As a banker, a great many of the loans I do are for those looking to purchase real estate – their own office building, warehouse or industrial facility for example. The most common question is whether they can afford it, not whether it makes good financial sense to purchase it.
Why Purchase Real Estate?
One owner may feel a building location is ideal and wants to remain there with no possibility of being evicted.
Having a customer base that is familiar with your location is a big plus.
Other owners want to modify the building to suit their needs, and they don’t want to make those expensive improvements without owning the property.
And of course a building often appreciates in value and allows the owner to build equity.
All of which sounds great – but is it?
Sometimes it Makes Sense, Sometimes it Doesn’t
Well, the short answer is that it depends. If the building is one that is particularly well suited for the company that will occupy it, then it might make sense.
I have a customer now who produces granite countertops for kitchens and baths. They need enough space to store the stone slabs, and an overhead crane to move them, an entry for a forklift, and a showroom. Getting all of that in one space is difficult. Once they have it, they don’t want to lose it, hence the desire to purchase. It helps that the mortgage payments, if they stay in budget, will be significantly less than rent. This is a great reason to buy.

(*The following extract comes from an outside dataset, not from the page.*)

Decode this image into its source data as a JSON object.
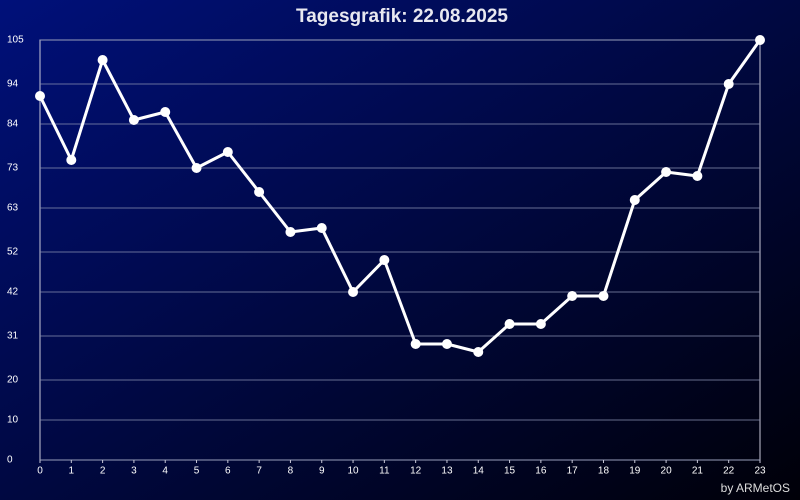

However, even if mortgage payments are less than rent, other expenses related to the building have to be considered. Taxes and maintenance have to be accounted for. And they go up continuously, so the effect of the increase has to be accounted for.

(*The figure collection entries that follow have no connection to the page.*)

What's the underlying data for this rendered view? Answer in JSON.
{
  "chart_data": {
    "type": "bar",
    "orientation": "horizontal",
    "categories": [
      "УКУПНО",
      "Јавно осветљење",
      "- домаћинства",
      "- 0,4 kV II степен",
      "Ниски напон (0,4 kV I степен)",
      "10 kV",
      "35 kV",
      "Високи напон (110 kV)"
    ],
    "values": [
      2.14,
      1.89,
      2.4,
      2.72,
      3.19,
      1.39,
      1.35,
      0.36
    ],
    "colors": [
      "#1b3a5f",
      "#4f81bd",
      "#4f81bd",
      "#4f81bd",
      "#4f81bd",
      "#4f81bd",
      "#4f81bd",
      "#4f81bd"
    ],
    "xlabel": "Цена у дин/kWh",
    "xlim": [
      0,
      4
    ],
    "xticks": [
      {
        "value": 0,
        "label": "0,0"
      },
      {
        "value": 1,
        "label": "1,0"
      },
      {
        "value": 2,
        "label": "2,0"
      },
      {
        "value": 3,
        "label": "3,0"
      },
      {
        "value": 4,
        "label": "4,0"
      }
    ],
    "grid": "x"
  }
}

If payments are tight upon loan closing, it may get worse if substantial repairs have to be made, or if ongoing maintenance turns out to be larger than expected.
The Big Reason Not to Buy
The same capital that is used to purchase real estate can often be used to create more profits in the operations of the company.
I once had a customer whose operations produced $300,000 a year in profits. He took the profits and bought $2,000,000 in investment real estate. Unfortunately the real estate produced only $22,000 of profit each year. He could have put the money in a bond and done far better! Had he put the money into a second location, he might have doubled profits.
Let’s Revisit Return on Assets
Return on Assets (discussed here last week) can used to determine whether the purchase makes good financial sense or not.
Normally the building will have to have a large savings over rent for the Return on Assets of the building alone to justify the purchase. But if the owner takes Return on Assets into account along with other factors, such as any rent savings, desirability of the location, and increases in future value, he or she can begin to get a much better handle on the cost versus benefits.
A building that can appreciate at a high rate annually, or is located in an area that will continue to be desirable long into the future, can produce a return upon its sale. Many owners have decided to sell their operations and keep the building, renting to the new owners. This allows them a steady income, and avoids the large tax hit from a sale.
At this point I should mention that is always desirable, when rates are low, to put as little down on the building as possible. The Return on Assets is almost always higher on the operational entity than it is for the building. So it is in the business’s best interest to keep the cash available to invest in operations rather than the building.
The 504 Loan
The 504 Loan product through the Small Business Administration (SBA) allows the purchaser to put as little as 10% down on the building and finance closing costs when they purchase real estate.
The purchaser puts down 10%, the bank lends 50% and gets a first position lien, and a certified development company (NYBDC is one here in NY State) lends the remaining 40% and takes an SBA guarantee to shore up their second position lien. The interest rate is normally fixed for the entire loan on the portion done by the certified development company.
The program is an excellent one and has been used to assist many an owner in purchasing property for their business.
Owning the building your company operates in is not for everyone, but with a little analysis you can determine if it is right for you to purchase real estate.